Does this code have a data race always, or only sometimes? Is the behavior of the above code undefined according to the standard always, or only sometimes (depending on the outcome of rand())?

PS: Of course I cannot know if the output will be 42 or 24, but in the presence of undefined behavior I would not even expect either of the two with certainty, it could be 123 or "your cat ate my fish".

PPS: I do not care for high quality randomness, hence rand() is fine for this example.

Answer 1

Many platforms can at essentially zero cost offer useful behavioral guarantees stronger than the Standard mandates, but unfortunately the Standard provides no means by which a program can determine what guarantees are available, and optimizers may rearrange code without regard for whether that would break programs that exploit guarantees the platform would otherwise provide at essentially zero cost.
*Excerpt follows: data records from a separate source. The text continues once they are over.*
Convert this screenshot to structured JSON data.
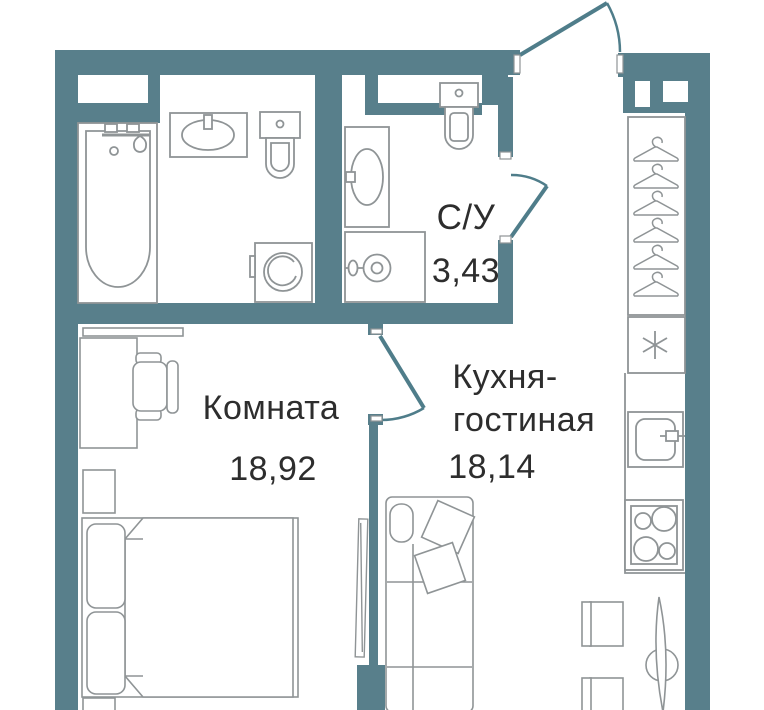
{
  "floorplan": {
    "type": "apartment-floor-plan",
    "wall_color": "#587f8b",
    "fixture_line_color": "#8f9496",
    "door_color": "#4f7d8a",
    "text_color": "#2d2d2d",
    "background": "#ffffff",
    "rooms": [
      {
        "name": "wc",
        "label": "С/У",
        "area": "3,43"
      },
      {
        "name": "bedroom",
        "label": "Комната",
        "area": "18,92"
      },
      {
        "name": "kitchen-living",
        "label_line1": "Кухня-",
        "label_line2": "гостиная",
        "area": "18,14"
      }
    ],
    "icons": [
      "bathtub-icon",
      "bath-sink-icon",
      "bath-toilet-icon",
      "washing-machine-icon",
      "wc-sink-icon",
      "wc-toilet-icon",
      "water-heater-icon",
      "wardrobe-icon",
      "hanger-icon",
      "asterisk-box-icon",
      "kitchen-sink-icon",
      "stove-icon",
      "dining-table-icon",
      "dining-chair-icon",
      "shelf-icon",
      "desk-icon",
      "office-chair-icon",
      "nightstand-icon",
      "bed-icon",
      "tv-icon",
      "sofa-icon",
      "door-swing-icon"
    ]
  }
}
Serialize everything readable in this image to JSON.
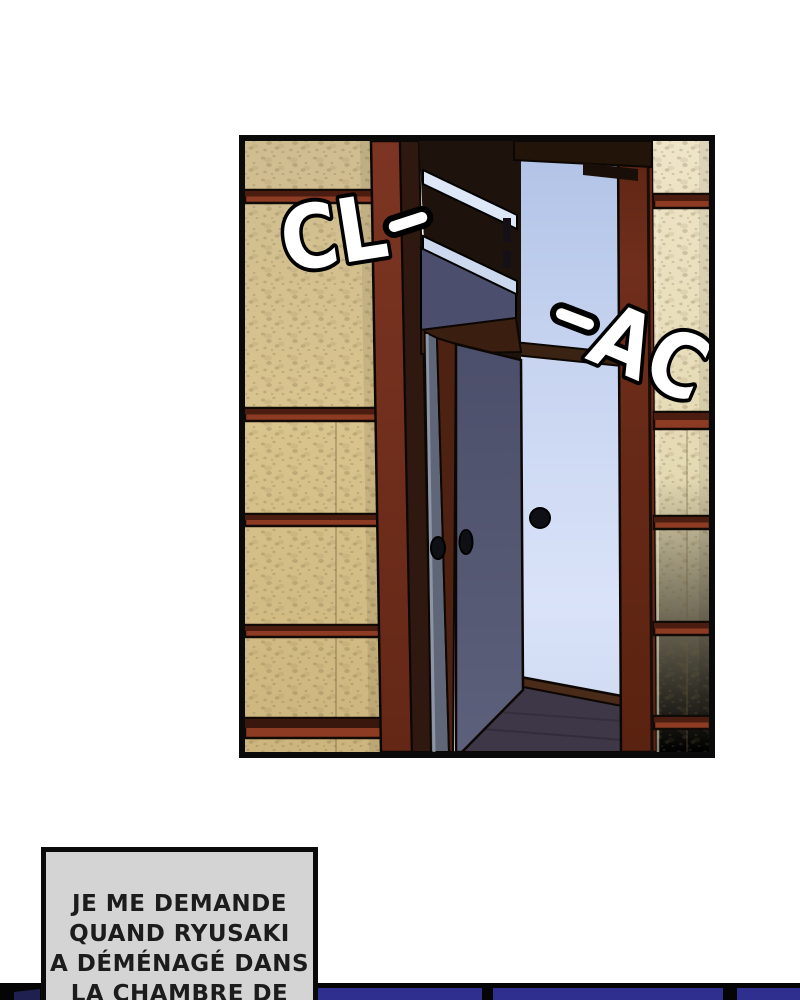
{
  "panel": {
    "sfx": [
      {
        "text": "CL-",
        "letters": "CL"
      },
      {
        "text": "-AC",
        "letters": "AC"
      }
    ],
    "colors": {
      "outline": "#0a0a0a",
      "wall_tan_left": "#d6c28f",
      "wall_tan_right": "#e8dfbd",
      "frame_maroon": "#7c3421",
      "door_navy": "#53566f",
      "door_slate": "#5f6678",
      "doorway_light_blue": "#c9d6f2",
      "floor_dark": "#3e3748",
      "sfx_fill": "#ffffff"
    }
  },
  "caption": {
    "lines": [
      "JE ME DEMANDE",
      "QUAND RYUSAKI",
      "A DÉMÉNAGÉ DANS",
      "LA CHAMBRE DE"
    ],
    "background": "#d4d4d4",
    "text_color": "#1c1c1c"
  },
  "next_panel": {
    "background": "#050505",
    "panel_blue": "#2e2f8e"
  }
}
For example, given int x, y, *p;, consider the following code snippet:

x = 0x0123;
y = *p;
... maybe some computations here that use up CPU registers
x = 0x0124;

An implementation might notice that between the stores of 0x0123 and 0x0124, the value of x is read but not written, and it would thus be possible to change the latter write from a sequence like mov ax,0124h / mov _x,ax or mov word [_x],0124h (on the 8088, either sequence would be six bytes plus two memory operations) to inc byte _x (four bytes plus two memory operations). Such code, however, might malfunction badly if there is an intervening write of some other value like 0x00FF. Downstream code might regard any non-zero value of x as equally acceptable, and the source code has never requested that any value be written whose bottom byte is zero, but if the outside write stores 0x00FF just before the inc byte _x instruction, x could be left holding zero, quite unexpectedly.
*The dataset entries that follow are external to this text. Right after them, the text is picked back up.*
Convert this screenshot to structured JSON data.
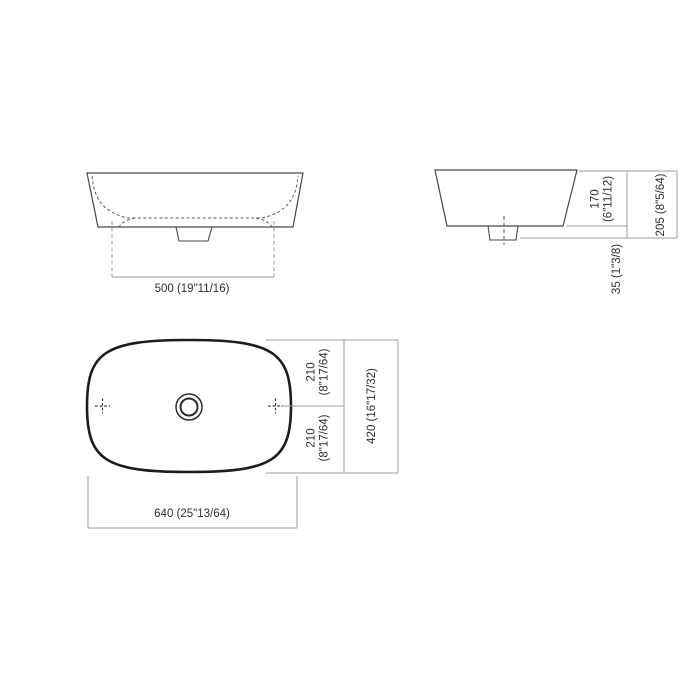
{
  "drawing": {
    "subject": "countertop-basin-technical-drawing",
    "colors": {
      "background": "#ffffff",
      "object_outline": "#474747",
      "plan_outline": "#1c1c1c",
      "hidden_line": "#5a5a5a",
      "dimension_line": "#9b9b9b",
      "text": "#2f2f2f"
    },
    "views": {
      "front": {
        "width_dim": "500 (19\"11/16)"
      },
      "side": {
        "basin_height_dim_line1": "170",
        "basin_height_dim_line2": "(6\"11/12)",
        "total_height_dim": "205 (8\"5/64)",
        "base_height_dim": "35 (1\"3/8)"
      },
      "plan": {
        "upper_half_depth_line1": "210",
        "upper_half_depth_line2": "(8\"17/64)",
        "lower_half_depth_line1": "210",
        "lower_half_depth_line2": "(8\"17/64)",
        "total_depth_dim": "420 (16\"17/32)",
        "total_width_dim": "640 (25\"13/64)"
      }
    }
  }
}
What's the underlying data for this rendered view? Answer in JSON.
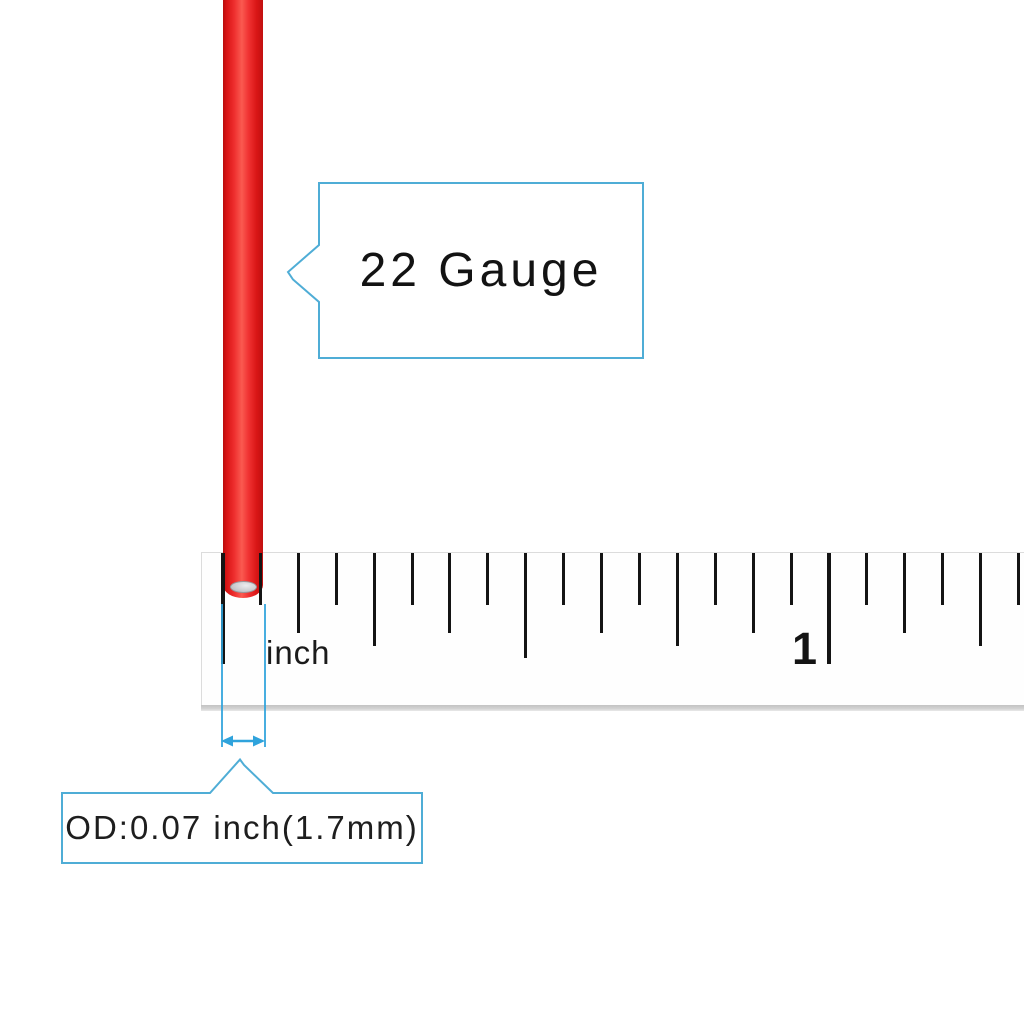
{
  "diagram": {
    "description": "Red 22-gauge wire shown against an inch ruler with outside-diameter callout",
    "background": "#ffffff"
  },
  "wire": {
    "label": "red insulated wire",
    "insulation_dark": "#c20d0d",
    "insulation_bright": "#fa5a50",
    "core_color": "#cdcdd1"
  },
  "callouts": {
    "gauge_label": "22 Gauge",
    "od_label": "OD:0.07 inch(1.7mm)",
    "accent_color": "#4fadd6",
    "guide_color": "#2fa3dc"
  },
  "ruler": {
    "unit_label": "inch",
    "major_label": "1",
    "tick_color": "#141414",
    "start_x": 222.5,
    "sixteenth_spacing_px": 37.9,
    "tick_count": 22,
    "tick_lengths_px": {
      "sixteenth": 52,
      "eighth": 80,
      "quarter": 93,
      "half": 105,
      "inch": 111
    }
  }
}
In many cases, the cost of refraining from such optimizations would be less than the cost of including memory barriers sufficient to prevent data races, but unfortunately there is no nice means of specifying such semantics unless one replaces x with an "atomic int", which might require extra storage, and changes all accesses to x to explicitly use relaxed semantics.

Answer 2

On architectures that can store a value to an int in a single bus cycle, you would either get 42 or 24 as the output, never 123 or any other value. However, theoretically you could have a multi-core processor where int is larger than the native data width, requiring multiple stores, in which case the stores of the two threads might interleave. This actually happens in practice on 32-bit processors when trying to store to a uint64_t.

Answer 3

This code always has a data race. There is no happens-before ordering between the two writes, so there is a data race.

The OS could in principle schedule the two threads so that both sleeps returned at the same time, as long as each sleep was at least as long as the specified delay time.